The Polygon Foundation has confirmed that it has successfully resolved a software bug affecting some remote procedure call (RPC) nodes.
The team has also managed to restore full consensus and finality functions to the Polygon blockchain.
What did the Bug do?
The bug was triggered by a faulty validator proposal.
This caused certain RPC nodes critical for relaying data between applications and the blockchain to fall out of sync, leading to divergent network forks.
Polygon co-founder Sandeep Nailwal explained that the issue impacted Bor nodes but did not disrupt onchain block production.
Bor nodes essentially handle transaction ordering and block production.

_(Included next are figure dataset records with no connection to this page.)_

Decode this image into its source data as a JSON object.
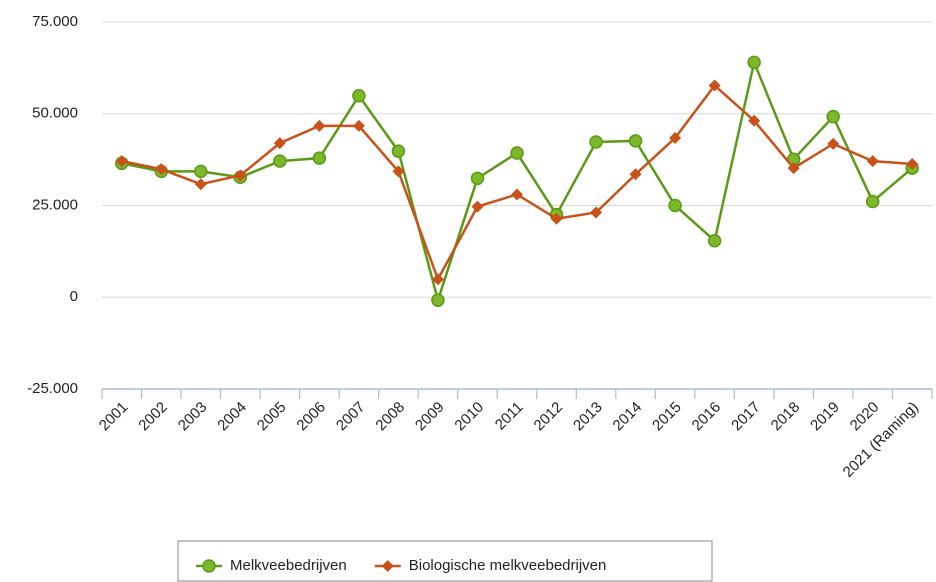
{
  "chart_data": {
    "type": "line",
    "categories": [
      "2001",
      "2002",
      "2003",
      "2004",
      "2005",
      "2006",
      "2007",
      "2008",
      "2009",
      "2010",
      "2011",
      "2012",
      "2013",
      "2014",
      "2015",
      "2016",
      "2017",
      "2018",
      "2019",
      "2020",
      "2021 (Raming)"
    ],
    "series": [
      {
        "name": "Melkveebedrijven",
        "color": "#5b9a17",
        "marker": "circle",
        "values": [
          36500,
          34300,
          34300,
          32700,
          37100,
          37900,
          54900,
          39800,
          -800,
          32400,
          39300,
          22500,
          42300,
          42600,
          25000,
          15400,
          64000,
          37600,
          49200,
          26100,
          35200
        ]
      },
      {
        "name": "Biologische melkveebedrijven",
        "color": "#c9521b",
        "marker": "diamond",
        "values": [
          37100,
          34900,
          30800,
          33200,
          42000,
          46700,
          46700,
          34300,
          4900,
          24700,
          28000,
          21400,
          23100,
          33500,
          43400,
          57700,
          48100,
          35200,
          41800,
          37100,
          36300
        ]
      }
    ],
    "ylim": [
      -25000,
      75000
    ],
    "yticks": [
      {
        "value": -25000,
        "label": "-25.000"
      },
      0,
      {
        "value": 25000,
        "label": "25.000"
      },
      {
        "value": 50000,
        "label": "50.000"
      },
      {
        "value": 75000,
        "label": "75.000"
      }
    ],
    "grid": true,
    "legend": "bottom"
  }
}
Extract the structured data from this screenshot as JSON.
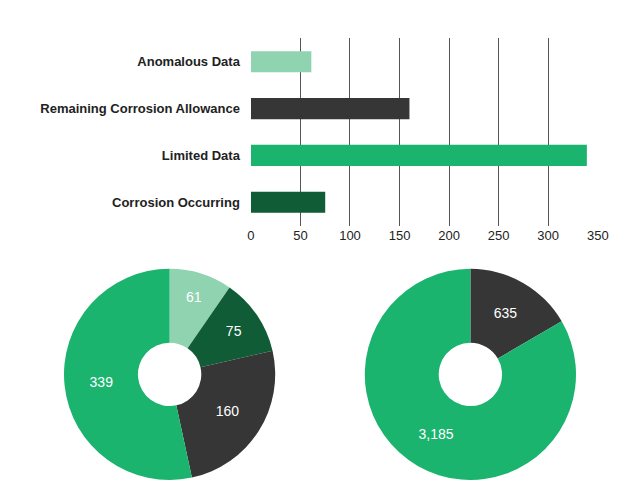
{
  "chart_data": [
    {
      "type": "bar",
      "orientation": "horizontal",
      "categories": [
        "Anomalous Data",
        "Remaining Corrosion Allowance",
        "Limited Data",
        "Corrosion Occurring"
      ],
      "values": [
        61,
        160,
        339,
        75
      ],
      "colors": [
        "#8fd3b0",
        "#363636",
        "#1bb46e",
        "#0f5c37"
      ],
      "xlim": [
        0,
        350
      ],
      "xticks": [
        0,
        50,
        100,
        150,
        200,
        250,
        300,
        350
      ],
      "grid": true
    },
    {
      "type": "pie",
      "values": [
        61,
        75,
        160,
        339
      ],
      "colors": [
        "#8fd3b0",
        "#0f5c37",
        "#363636",
        "#1bb46e"
      ],
      "data_labels": true
    },
    {
      "type": "pie",
      "values": [
        635,
        3185
      ],
      "value_labels": [
        "635",
        "3,185"
      ],
      "colors": [
        "#363636",
        "#1bb46e"
      ],
      "data_labels": true
    }
  ]
}
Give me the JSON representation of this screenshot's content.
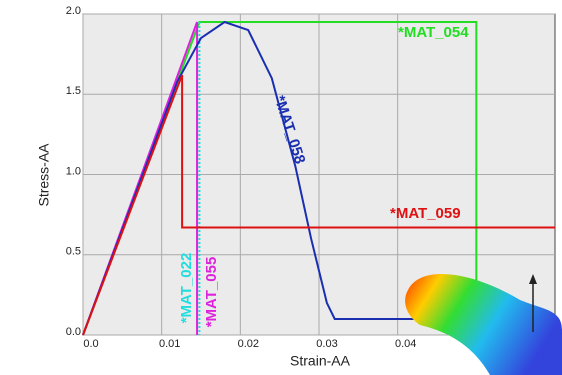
{
  "chart_data": {
    "type": "line",
    "x_label": "Strain-AA",
    "y_label": "Stress-AA",
    "xlim": [
      0,
      0.06
    ],
    "ylim": [
      0,
      2
    ],
    "xticks": [
      {
        "value": 0,
        "label": "0.0"
      },
      0.01,
      0.02,
      0.03,
      0.04
    ],
    "yticks": [
      {
        "value": 0,
        "label": "0.0"
      },
      0.5,
      {
        "value": 1,
        "label": "1.0"
      },
      1.5,
      {
        "value": 2,
        "label": "2.0"
      }
    ],
    "grid": true,
    "series": [
      {
        "name": "*MAT_054",
        "color": "#22dd22",
        "x": [
          0,
          0.0148,
          0.05,
          0.05
        ],
        "values": [
          0,
          1.95,
          1.95,
          0
        ]
      },
      {
        "name": "*MAT_055",
        "color": "#dd22dd",
        "x": [
          0,
          0.0145,
          0.0145
        ],
        "values": [
          0,
          1.95,
          0
        ]
      },
      {
        "name": "*MAT_022",
        "color": "#22dddd",
        "x": [
          0.0148,
          0.0148
        ],
        "values": [
          1.95,
          0
        ],
        "dashed": true
      },
      {
        "name": "*MAT_058",
        "color": "#1a2fb0",
        "x": [
          0,
          0.012,
          0.015,
          0.018,
          0.021,
          0.024,
          0.027,
          0.029,
          0.031,
          0.032,
          0.05
        ],
        "values": [
          0,
          1.58,
          1.85,
          1.95,
          1.9,
          1.6,
          1.05,
          0.6,
          0.2,
          0.1,
          0.1
        ]
      },
      {
        "name": "*MAT_059",
        "color": "#dd1111",
        "x": [
          0,
          0.0126,
          0.0126,
          0.06
        ],
        "values": [
          0,
          1.62,
          0.67,
          0.67
        ]
      }
    ]
  }
}
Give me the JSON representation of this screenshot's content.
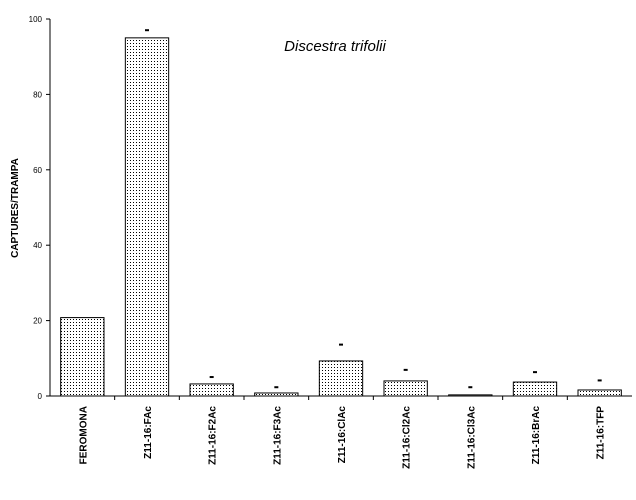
{
  "chart_data": {
    "type": "bar",
    "title": "Discestra trifolii",
    "xlabel": "",
    "ylabel": "CAPTURES/TRAMPA",
    "ylim": [
      0,
      100
    ],
    "yticks": [
      0,
      20,
      40,
      60,
      80,
      100
    ],
    "grid": false,
    "legend": "none",
    "categories": [
      "FEROMONA",
      "Z11-16:FAc",
      "Z11-16:F2Ac",
      "Z11-16:F3Ac",
      "Z11-16:ClAc",
      "Z11-16:Cl2Ac",
      "Z11-16:Cl3Ac",
      "Z11-16:BrAc",
      "Z11-16:TFP"
    ],
    "values": [
      20.8,
      95,
      3.2,
      0.8,
      9.3,
      4.0,
      0.3,
      3.7,
      1.6
    ],
    "error_bars": [
      null,
      1.5,
      1.3,
      1.0,
      3.8,
      2.4,
      1.5,
      2.1,
      2.0
    ],
    "bar_fill": "dotted",
    "colors": {
      "bar_fill": "#ffffff",
      "bar_dots": "#000000",
      "axis": "#000000",
      "background": "#ffffff"
    }
  }
}
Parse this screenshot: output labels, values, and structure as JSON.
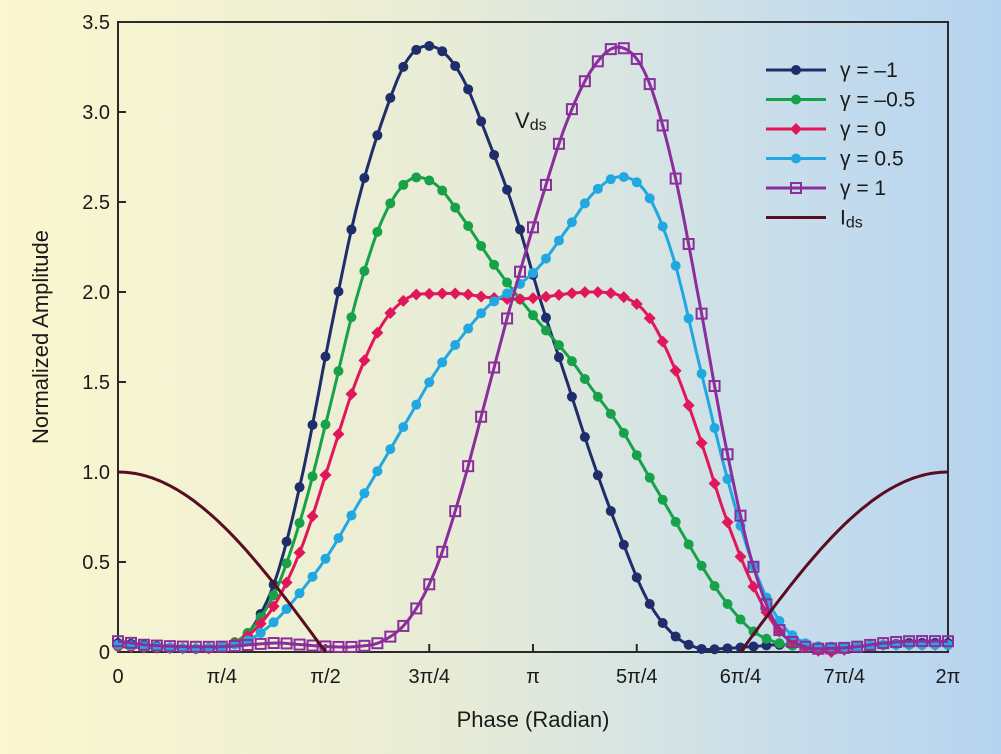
{
  "chart_data": {
    "type": "line",
    "title": "",
    "xlabel": "Phase (Radian)",
    "ylabel": "Normalized  Amplitude",
    "xlim": [
      0,
      6.2832
    ],
    "ylim": [
      0,
      3.5
    ],
    "grid": false,
    "legend_position": "top-right",
    "x_tick_labels": [
      "0",
      "π/4",
      "π/2",
      "3π/4",
      "π",
      "5π/4",
      "6π/4",
      "7π/4",
      "2π"
    ],
    "y_tick_labels": [
      "0",
      "0.5",
      "1.0",
      "1.5",
      "2.0",
      "2.5",
      "3.0",
      "3.5"
    ],
    "annotation": {
      "main": "V",
      "sub": "ds"
    },
    "series": [
      {
        "name": "γ = –1",
        "color": "#1f2d6b",
        "marker": "circle",
        "points": [
          [
            0,
            0.05
          ],
          [
            0.5,
            0.02
          ],
          [
            0.8,
            0.03
          ],
          [
            1.0,
            0.12
          ],
          [
            1.2,
            0.42
          ],
          [
            1.4,
            1.0
          ],
          [
            1.6,
            1.75
          ],
          [
            1.8,
            2.45
          ],
          [
            2.0,
            2.95
          ],
          [
            2.2,
            3.3
          ],
          [
            2.4,
            3.36
          ],
          [
            2.6,
            3.2
          ],
          [
            2.8,
            2.85
          ],
          [
            3.0,
            2.45
          ],
          [
            3.2,
            1.95
          ],
          [
            3.4,
            1.5
          ],
          [
            3.6,
            1.05
          ],
          [
            3.8,
            0.65
          ],
          [
            4.0,
            0.3
          ],
          [
            4.2,
            0.1
          ],
          [
            4.4,
            0.02
          ],
          [
            4.6,
            0.02
          ],
          [
            4.8,
            0.03
          ],
          [
            5.0,
            0.04
          ],
          [
            5.2,
            0.03
          ],
          [
            5.4,
            0.02
          ],
          [
            5.6,
            0.03
          ],
          [
            5.8,
            0.04
          ],
          [
            6.0,
            0.05
          ],
          [
            6.2832,
            0.05
          ]
        ]
      },
      {
        "name": "γ = –0.5",
        "color": "#17a24a",
        "marker": "circle",
        "points": [
          [
            0,
            0.03
          ],
          [
            0.5,
            0.02
          ],
          [
            0.8,
            0.03
          ],
          [
            1.0,
            0.12
          ],
          [
            1.2,
            0.35
          ],
          [
            1.4,
            0.78
          ],
          [
            1.6,
            1.35
          ],
          [
            1.8,
            1.95
          ],
          [
            2.0,
            2.4
          ],
          [
            2.2,
            2.62
          ],
          [
            2.4,
            2.6
          ],
          [
            2.6,
            2.42
          ],
          [
            2.8,
            2.2
          ],
          [
            3.0,
            2.0
          ],
          [
            3.2,
            1.82
          ],
          [
            3.4,
            1.65
          ],
          [
            3.6,
            1.45
          ],
          [
            3.8,
            1.25
          ],
          [
            4.0,
            1.0
          ],
          [
            4.2,
            0.75
          ],
          [
            4.4,
            0.5
          ],
          [
            4.6,
            0.28
          ],
          [
            4.8,
            0.12
          ],
          [
            5.0,
            0.05
          ],
          [
            5.2,
            0.03
          ],
          [
            5.4,
            0.02
          ],
          [
            5.6,
            0.03
          ],
          [
            5.8,
            0.04
          ],
          [
            6.0,
            0.04
          ],
          [
            6.2832,
            0.04
          ]
        ]
      },
      {
        "name": "γ = 0",
        "color": "#e0185a",
        "marker": "diamond",
        "points": [
          [
            0,
            0.03
          ],
          [
            0.5,
            0.02
          ],
          [
            0.8,
            0.03
          ],
          [
            1.0,
            0.1
          ],
          [
            1.2,
            0.28
          ],
          [
            1.4,
            0.6
          ],
          [
            1.6,
            1.05
          ],
          [
            1.8,
            1.5
          ],
          [
            2.0,
            1.82
          ],
          [
            2.2,
            1.97
          ],
          [
            2.4,
            1.99
          ],
          [
            2.6,
            1.99
          ],
          [
            2.8,
            1.97
          ],
          [
            3.0,
            1.96
          ],
          [
            3.2,
            1.97
          ],
          [
            3.4,
            1.99
          ],
          [
            3.6,
            2.0
          ],
          [
            3.8,
            1.98
          ],
          [
            4.0,
            1.88
          ],
          [
            4.2,
            1.6
          ],
          [
            4.4,
            1.2
          ],
          [
            4.6,
            0.75
          ],
          [
            4.8,
            0.38
          ],
          [
            5.0,
            0.12
          ],
          [
            5.2,
            0.03
          ],
          [
            5.4,
            0.0
          ],
          [
            5.6,
            0.03
          ],
          [
            5.8,
            0.04
          ],
          [
            6.0,
            0.04
          ],
          [
            6.2832,
            0.04
          ]
        ]
      },
      {
        "name": "γ = 0.5",
        "color": "#22a8e0",
        "marker": "circle",
        "points": [
          [
            0,
            0.04
          ],
          [
            0.5,
            0.02
          ],
          [
            0.8,
            0.03
          ],
          [
            1.0,
            0.07
          ],
          [
            1.2,
            0.18
          ],
          [
            1.4,
            0.35
          ],
          [
            1.6,
            0.55
          ],
          [
            1.8,
            0.8
          ],
          [
            2.0,
            1.05
          ],
          [
            2.2,
            1.3
          ],
          [
            2.4,
            1.55
          ],
          [
            2.6,
            1.75
          ],
          [
            2.8,
            1.92
          ],
          [
            3.0,
            2.02
          ],
          [
            3.2,
            2.15
          ],
          [
            3.4,
            2.35
          ],
          [
            3.6,
            2.55
          ],
          [
            3.8,
            2.64
          ],
          [
            4.0,
            2.55
          ],
          [
            4.2,
            2.2
          ],
          [
            4.4,
            1.6
          ],
          [
            4.6,
            1.0
          ],
          [
            4.8,
            0.5
          ],
          [
            5.0,
            0.18
          ],
          [
            5.2,
            0.05
          ],
          [
            5.4,
            0.03
          ],
          [
            5.6,
            0.03
          ],
          [
            5.8,
            0.04
          ],
          [
            6.0,
            0.04
          ],
          [
            6.2832,
            0.04
          ]
        ]
      },
      {
        "name": "γ = 1",
        "color": "#8a2e9b",
        "marker": "square-open",
        "points": [
          [
            0,
            0.06
          ],
          [
            0.2,
            0.04
          ],
          [
            0.5,
            0.03
          ],
          [
            0.8,
            0.03
          ],
          [
            1.0,
            0.04
          ],
          [
            1.2,
            0.05
          ],
          [
            1.4,
            0.04
          ],
          [
            1.6,
            0.03
          ],
          [
            1.8,
            0.03
          ],
          [
            2.0,
            0.06
          ],
          [
            2.2,
            0.18
          ],
          [
            2.4,
            0.45
          ],
          [
            2.6,
            0.9
          ],
          [
            2.8,
            1.45
          ],
          [
            3.0,
            2.0
          ],
          [
            3.2,
            2.5
          ],
          [
            3.4,
            2.95
          ],
          [
            3.6,
            3.25
          ],
          [
            3.8,
            3.36
          ],
          [
            4.0,
            3.2
          ],
          [
            4.2,
            2.7
          ],
          [
            4.4,
            1.95
          ],
          [
            4.6,
            1.15
          ],
          [
            4.8,
            0.5
          ],
          [
            5.0,
            0.13
          ],
          [
            5.2,
            0.03
          ],
          [
            5.4,
            0.02
          ],
          [
            5.6,
            0.03
          ],
          [
            5.8,
            0.05
          ],
          [
            6.0,
            0.06
          ],
          [
            6.2832,
            0.06
          ]
        ]
      },
      {
        "name": "Ids",
        "label_main": "I",
        "label_sub": "ds",
        "color": "#5a0c22",
        "marker": "none",
        "curve": "abs-cos-2x-gated"
      }
    ]
  }
}
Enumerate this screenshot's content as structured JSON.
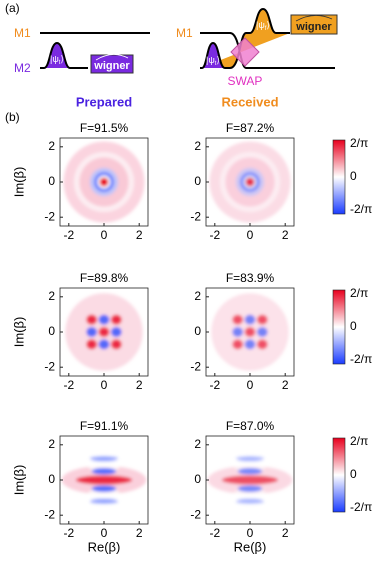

“We deployed fixes on Heimdall v0.3.1, incorporating a hard fork to remove the problematic milestone, and Bor 2.2.11 beta2, purging it from the database,” Nailwal said.
“With these updates live, nodes are fully operational, and checkpoints and milestones are finalizing as expected.”
The Polygon team executed a hard fork to address the issue, ensuring seamless network performance.
Transactions are now displayed correctly on Polyscan, Polygon’s block explorer, confirming the network’s return to normal operations.
This incident marks Polygon’s second software bug since July.
Previously Heimdall mainnet, part of its proof-of-stake consensus mechanism, experienced a one-hour outage due to a validator’s exit.
Similar to the recent event, block production continued uninterrupted, but some RPC nodes required resynchronization to restore communication.
The Polygon Foundation continues to enhance the layer-2 network, which recently saw the launch of USDT0 and XAUt0 stablecoins.